Americans borrowed more money to buy new vehicles in 2017 despite the fact that they bought fewer vehicles.

The amount of money Americans borrowed to finance the purchase of new vehicles increased again during the fourth quarter of 2017, according to new figures published by the Federal Reserve Bank of New York.

The Federal Reserve Bank of NY said the value of auto loans approved during the fourth quarter increased by $8 billion over the same period in 2016 when sales were of vehicles were relatively stronger. In addition, the value of automotive loans or debts held by lenders increased in 2017 by $64 billion to $1.22 trillion even though overall new vehicle sales dropped last year.

The percentage of delinquent auto loans also dropped in the fourth quarter to 2.3% from 2.4%, the report noted.

“Auto loan balances continued their steady rise seen since 2011. Although originations decreased slightly in the quarter, 2017 had the highest annual auto loan origination volume observed in the New York Fed data,” the bank said in its report.

(New vehicle sales hold steady in January. Click Here for the story.)

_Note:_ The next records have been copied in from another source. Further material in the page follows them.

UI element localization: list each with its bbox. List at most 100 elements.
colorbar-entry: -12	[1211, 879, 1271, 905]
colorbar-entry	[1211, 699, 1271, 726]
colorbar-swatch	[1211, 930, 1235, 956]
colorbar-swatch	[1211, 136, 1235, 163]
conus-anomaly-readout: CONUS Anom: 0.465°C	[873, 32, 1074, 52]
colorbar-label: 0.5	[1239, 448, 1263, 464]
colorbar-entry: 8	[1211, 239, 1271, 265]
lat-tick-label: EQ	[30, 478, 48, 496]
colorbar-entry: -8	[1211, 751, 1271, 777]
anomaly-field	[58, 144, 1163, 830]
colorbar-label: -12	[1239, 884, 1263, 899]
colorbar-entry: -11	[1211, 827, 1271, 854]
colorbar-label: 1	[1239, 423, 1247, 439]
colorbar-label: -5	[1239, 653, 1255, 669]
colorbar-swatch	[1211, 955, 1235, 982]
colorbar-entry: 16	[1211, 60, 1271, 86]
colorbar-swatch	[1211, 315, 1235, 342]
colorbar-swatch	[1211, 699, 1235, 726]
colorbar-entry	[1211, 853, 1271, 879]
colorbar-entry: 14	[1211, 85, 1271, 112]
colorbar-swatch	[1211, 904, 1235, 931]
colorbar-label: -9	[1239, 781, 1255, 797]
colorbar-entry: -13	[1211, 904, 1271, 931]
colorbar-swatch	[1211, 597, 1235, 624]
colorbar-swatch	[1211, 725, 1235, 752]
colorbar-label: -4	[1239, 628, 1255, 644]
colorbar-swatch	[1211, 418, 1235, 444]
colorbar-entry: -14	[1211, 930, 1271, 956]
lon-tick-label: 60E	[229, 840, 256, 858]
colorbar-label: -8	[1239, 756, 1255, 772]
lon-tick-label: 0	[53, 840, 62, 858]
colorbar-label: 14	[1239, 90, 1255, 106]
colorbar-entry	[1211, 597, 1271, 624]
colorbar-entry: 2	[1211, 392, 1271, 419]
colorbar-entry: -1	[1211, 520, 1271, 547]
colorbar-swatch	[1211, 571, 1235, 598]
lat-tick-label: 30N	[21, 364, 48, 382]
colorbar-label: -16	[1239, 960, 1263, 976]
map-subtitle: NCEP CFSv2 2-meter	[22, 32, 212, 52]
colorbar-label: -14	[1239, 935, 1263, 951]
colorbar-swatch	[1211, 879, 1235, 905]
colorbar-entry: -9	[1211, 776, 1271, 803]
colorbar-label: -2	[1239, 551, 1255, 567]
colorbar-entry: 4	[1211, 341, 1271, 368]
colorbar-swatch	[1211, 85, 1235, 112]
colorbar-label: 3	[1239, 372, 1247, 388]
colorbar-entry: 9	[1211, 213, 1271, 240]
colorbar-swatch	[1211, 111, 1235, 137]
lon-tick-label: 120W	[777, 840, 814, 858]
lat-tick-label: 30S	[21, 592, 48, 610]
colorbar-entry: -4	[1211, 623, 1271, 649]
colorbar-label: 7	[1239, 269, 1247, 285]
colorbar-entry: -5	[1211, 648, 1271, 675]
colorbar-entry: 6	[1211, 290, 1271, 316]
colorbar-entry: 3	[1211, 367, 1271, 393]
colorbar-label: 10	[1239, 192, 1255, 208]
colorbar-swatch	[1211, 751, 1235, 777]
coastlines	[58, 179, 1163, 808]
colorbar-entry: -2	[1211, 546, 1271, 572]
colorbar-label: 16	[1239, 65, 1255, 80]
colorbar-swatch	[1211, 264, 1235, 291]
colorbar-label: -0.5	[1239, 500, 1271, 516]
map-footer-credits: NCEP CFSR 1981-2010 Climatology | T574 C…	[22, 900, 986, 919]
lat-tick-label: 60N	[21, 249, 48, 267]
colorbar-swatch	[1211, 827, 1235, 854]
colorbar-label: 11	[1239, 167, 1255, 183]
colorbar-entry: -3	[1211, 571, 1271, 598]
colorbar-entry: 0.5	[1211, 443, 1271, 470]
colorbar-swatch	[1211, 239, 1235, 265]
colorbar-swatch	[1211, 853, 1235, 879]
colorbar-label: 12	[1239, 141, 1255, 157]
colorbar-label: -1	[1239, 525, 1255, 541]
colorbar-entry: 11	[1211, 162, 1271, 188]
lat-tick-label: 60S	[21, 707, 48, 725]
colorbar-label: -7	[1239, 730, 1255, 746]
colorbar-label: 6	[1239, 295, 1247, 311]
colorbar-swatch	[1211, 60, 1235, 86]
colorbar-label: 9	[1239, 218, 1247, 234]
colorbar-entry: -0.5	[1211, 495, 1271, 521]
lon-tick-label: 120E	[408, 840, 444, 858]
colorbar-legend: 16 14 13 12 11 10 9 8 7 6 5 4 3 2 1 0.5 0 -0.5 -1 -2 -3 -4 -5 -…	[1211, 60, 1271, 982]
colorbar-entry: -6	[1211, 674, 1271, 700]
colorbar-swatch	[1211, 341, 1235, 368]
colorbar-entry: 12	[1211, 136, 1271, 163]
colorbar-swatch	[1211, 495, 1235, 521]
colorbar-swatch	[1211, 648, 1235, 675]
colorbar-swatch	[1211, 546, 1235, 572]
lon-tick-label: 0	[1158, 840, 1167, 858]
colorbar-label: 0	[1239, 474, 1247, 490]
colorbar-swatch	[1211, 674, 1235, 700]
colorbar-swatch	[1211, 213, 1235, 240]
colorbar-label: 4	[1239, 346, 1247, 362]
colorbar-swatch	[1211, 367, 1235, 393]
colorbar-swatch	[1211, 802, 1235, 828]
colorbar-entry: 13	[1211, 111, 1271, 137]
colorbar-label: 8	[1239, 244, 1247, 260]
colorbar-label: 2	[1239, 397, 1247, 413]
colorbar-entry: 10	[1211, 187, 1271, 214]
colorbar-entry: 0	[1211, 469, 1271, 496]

With interest rates poised to rise this year on the heels of steady economic growth, the cost of loans – and incentives used by carmakers to support loans for new vehicles – the amount of automotive-related debt is expected to increase this year.

The cost of loans the amount of automotive-related debt is expected to increase this year.

However, consumers seem confident about their personal economic prospects.

The Federal Reserve Bank of New York’s Center for Microeconomic Data said the January 2018 Survey of Consumer Expectations showed continued improvement in expectations about households’ year-ahead financial situation and credit availability as well as earnings growth. Short- and medium-term inflation expectations also fell slightly.

Perceptions of the household’s financial situation compared to a year ago, as well as one-year-ahead expectations of the household’s financial situation both improved and reached new series’ highs, with 38.7% of respondents feeling they are better off and 45.7% expecting to be better off financially, compared to 37.0% and 43.2% in December respectively.

(Click Here for more about automaker concerns for 2018 sales after a slow December.)

Credit card balances increased and flows into serious delinquency have increased since the third quarter of 2016.

However, outstanding student loan balances also increased. Student loan delinquency flows declined slightly but remain at a high level of 9.3%

Delinquency rates for student loans are likely to understate effective delinquency rates because about half of these loans are currently in deferment, in grace periods or in forbearance and therefore temporarily not in the repayment cycle. This implies that among loans in the repayment cycle delinquency rates are roughly twice as high, the bank said in its report.

The high level of student loan debt is often cited as one of the reasons younger buyers have been slow to purchase new or even used vehicles and any and kind of delinquency makes it harder to qualify for a loan.

(To see why some think auto ownership may have passed its peak, Click Here.)

The Federal Reserve Bank of New York also said mortgage balances increased substantially, and the median credit score of borrowers for new mortgages decreased slightly. The share of mortgage balances that were 90 or more days delinquent (“seriously delinquent”) continued to improve.